По долгой безлюдной улице домовито бродили гуси - почти перед каждой избой по стае - предзимне чистые, в новом, недавно смененном пере, возбужденно гомонили, топтались босыми красными лапами на промерзших лужах и все тыкались морковными клювами в сухой черный лед, должно быть не понимая, что случилось с водой. Фомич бодрым бежком рассекал гусиные сбори-ща, даже иной раз ребячливо прокатывался по лужам, подошвами своих бахил сшибая со льда намерзший гусиный помет, и разбежавшаяся за ним пешня догоняла и била его по пяткам.

- Эх, хорошо - первый ледок! - смеялся он.- Упаду, дак рассыплюсь, как старый сухарь.

Дородные гусаки, пригибая шею, тоже кидались ему вслед с грозным шипением, норовя ущипнуть за полу, а потом долго обсуждали со своей братией странное поведение дедка, не иначе как поддавшего с самого позаранку.

Федор Андреевич шел молча, тяжело и развалисто, все еще с досадой переживая свою неволю. И оттого, что брел он здесь не по своему желанию, улица казалась ему бесконечной и бесприютной.

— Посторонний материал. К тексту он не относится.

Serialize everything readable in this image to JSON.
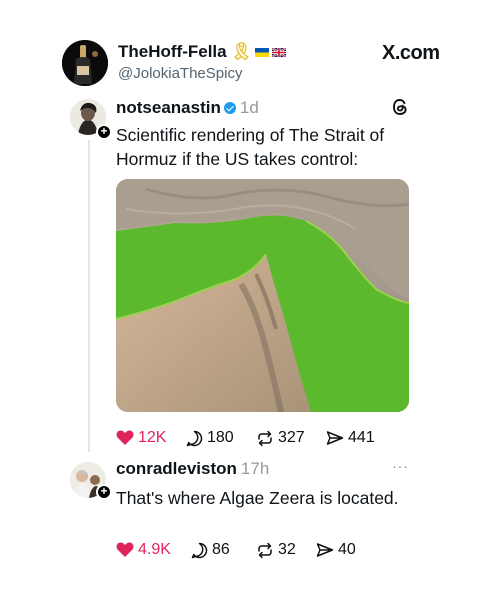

Возле колодца на оледенелом сливе, несмотря на рань и стужу, уже пробовали свои салазки деревенские ребятишки.

- Рыболовы! Рыболовы! - завопили они и, побросав санки, высыпали на дорогу. И вот уже бежали следом и разноголосо канючили:

- Дяденьки, дай крючочек! А дяденьки!

- Ой, некогда! - весело отмахнулся Фомич.- Далеко лежат.

- Да дайте! Хоть один!

- И один далеко спрятан.

- Жалко, что ли?

- Ах вы мошка неотвязная.- Фомич дернул плечом, на ходу сбрасывая рюкзачную лямку, и ребятня тотчас осыпала его со всех сторон.

- А мне? Дяденька, а мне? Ему так дал...

- И тебе на. Да не оброни. Руки как крюки. Давай в шапку застремлю. Да беги скорей домой, обогрейся.

- Не-к!

- Чего - "не-к"? Смотри, что под носом. Вожжа какая. Марш на печку.

- Не пойду, мы ката-а-аимси!

- Ох и воробьи! Ну, кыш, кыш. И, уже удаляясь, оба слышали:

- Какой тебе дяденька - это Фомич. Он всегда тут ходит.

- А тот толстый кто?

- А то охотник. Не видишь, с ружьем?

- Это у него пешня такая.

- Говорю, охотник. Пешня вон у Фомича, на веревке. А у толстого на плече ружье. Понял? И крючков не дал. У него крючков нету, одни патроны.

- Пацаны, толстый - это генерал.

- Ты-то почем знаешь?

- А слышишь, как обутка хрумтит.

- Ну, пострелы! - усмехнулся Фомич.- Чего, стрекуны, мелют. А может, ты и вправду генерал? Да ты ее не неси, пешню-то. Небось в самом деле не ружье, не барыня какая. Кил пять весу, а ты с ней тетешкаешься. Холку-то и набьешь за дорогу. Ты ее тоже вот так, за бечевку. Гляди-ка, моя сама бежит!

- Ничего...- буркнул Федор Андреевич.- Донесу.

Извлечь пешню из кожаного чехла и тащить ее вот так на виду у всей деревни Федор Андре-евич не решился бы, во-первых, потому, что как-то несолидно в его годы и с его положением транспортировать снасть таким легкомысленным способом. А во-вторых, пешня его была не простая, не расхожая.